Q&A: Aster, Phoenix try to discuss ‘Beau is Afraid’

2023 Invision

There’s a comfort to be found in the savage neuroses of Beau Is Afraid – if you think it’s hell to live inside of your own head, imagine what it’s like to live in Ari Aster’s. Aster’s film takes the so-traumatic-it’s-funny sequences of his previous work – Toni Collette frothing at the mouth in Hereditary, or Midsommar’s bad boyfriend going up in flames – and spins them into a three-hour comedy of bad vibes and ritual humiliation. It’s as memorable, audacious, and indulgent as you’d hope from A24’s most expensive film to date – and from a release that, according to a viral tweet last month, reportedly left one American cinemagoer so enraged that he stood up during the end credits and bellowed, “I better not hear a single person f***ing clap”.

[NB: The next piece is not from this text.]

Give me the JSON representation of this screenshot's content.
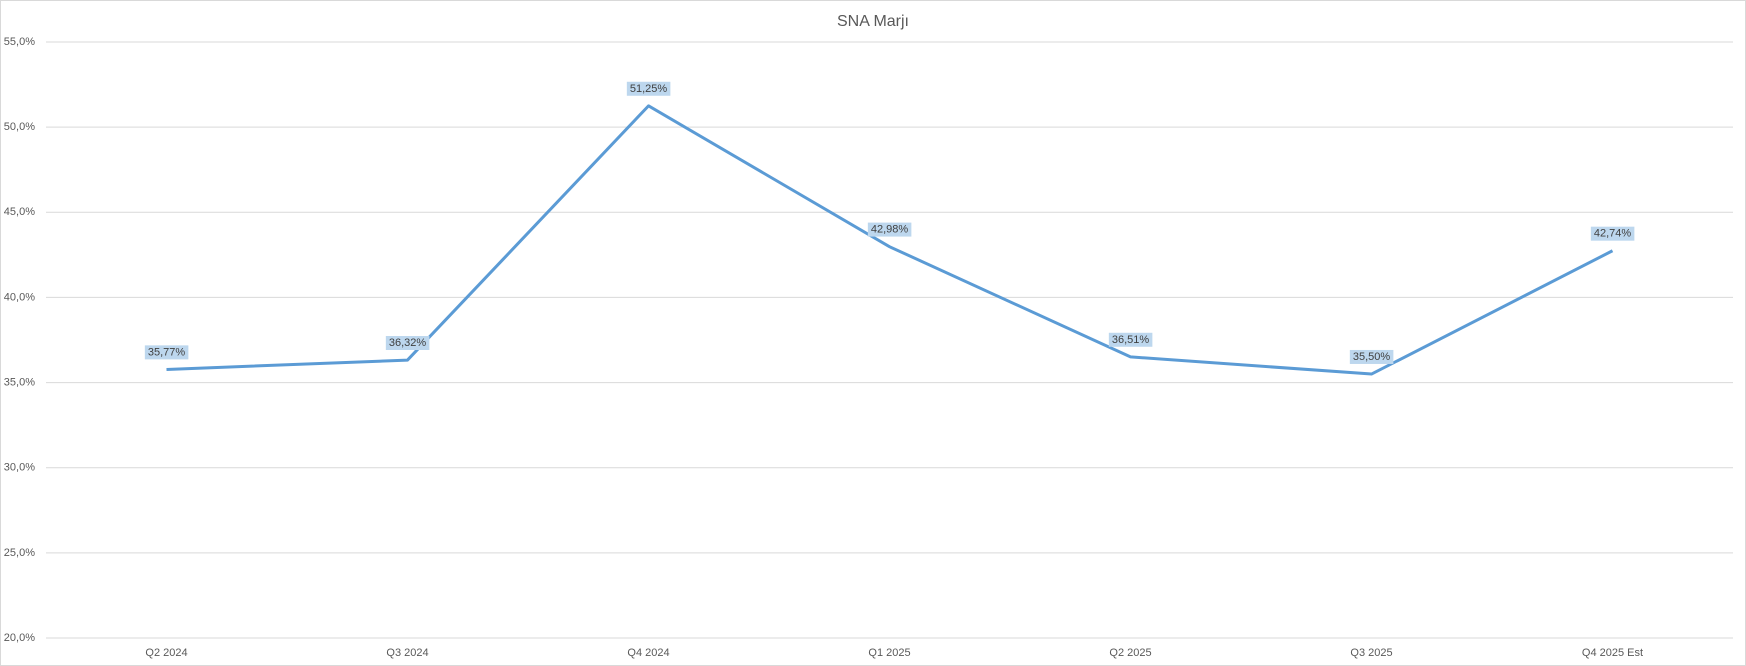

Aster has enthusiastically assured us that there’s nothing autobiographical about Beau Is Afraid. Thank god, since it’s hard to read the film as anything but a drawn-out, highly paranoid spiral. It begins with its hero’s literal expulsion from the birth canal, wailing and bewildered, and ends with the Kafkaesque persecution of his guilty soul. In short, it’s life with catastrophic thinking at the wheel.

Beau Wasserman (Joaquin Phoenix) wants to visit his mother. The universe makes clear it would rather he not, blocking his path with brown recluse spiders, butt-naked murderers, invisible thieves, social media-addicted teens, and (eek!) theatre kids. Beau starts his journey in his miserably spare apartment located in a reactionary conservative’s vision of the inner city. Bodies are left out in the street to rot. The air is thick with trash fire smoke. All graffiti is apocalyptic and ominous: “Kill children! F**k the Pope!” the walls scream. Beau shuffles around best he can. Then he gets hit by a truck.

He ends up in the mid-century home of Grace (Amy Ryan) and Roger (Nathan Lane). There’s a shrine in the corner of the room dedicated to their dead son, slaughtered in combat. They guzzle pills for ill-defined, undetectable illnesses. Beau is infantilised to the point that the couple’s jealous daughter, Toni (Kylie Rogers), becomes convinced he’s about to be adopted into the family. And so he flees, deep into the forest, where he finds a troupe of self-identifying orphans who perform a play seemingly about Beau’s own lost happiness – the pretty, storybook scenes are given animated backdrops by Chilean artists Cristóbal León and Joaquín Cociña.

Finally, he reaches his mother’s house. Only then do we come to understand that this odyssey of his is really a delusion. Beau isn’t trying to come back home. He’s trying to outrun the answer to a question posed, in the film’s opening minutes, by his therapist (Stephen McKinley Henderson): does he sometimes wish that his mother was dead? To say “yes” would blow his entire sense of self out of the water. Does his mother really offer love or suffocation? Nurturing or control? Phoenix’s performance, a masterclass in disassociation, lets Beau shrink down and nearly disappear into his own sickliness.

Beau Is Afraid is an Oedipal farce hysterically outsized in its execution – Mother is played by Patti LuPone, who could probably incinerate someone with a single look, and there’s a creature in the attic who serves as the film’s ultimate punchline. But its immersive psychology is also so effective that it may take until after the film has ended for the audience to start questioning its protagonist. Was it really all Mommy’s fault? Or was Mommy just the easiest one to blame?

Dir: Ari Aster. Starring: Joaquin Phoenix, Patti LuPone, Nathan Lane, Amy Ryan, Stephen McKinley Henderson, Parker Posey. 15, 179 minutes.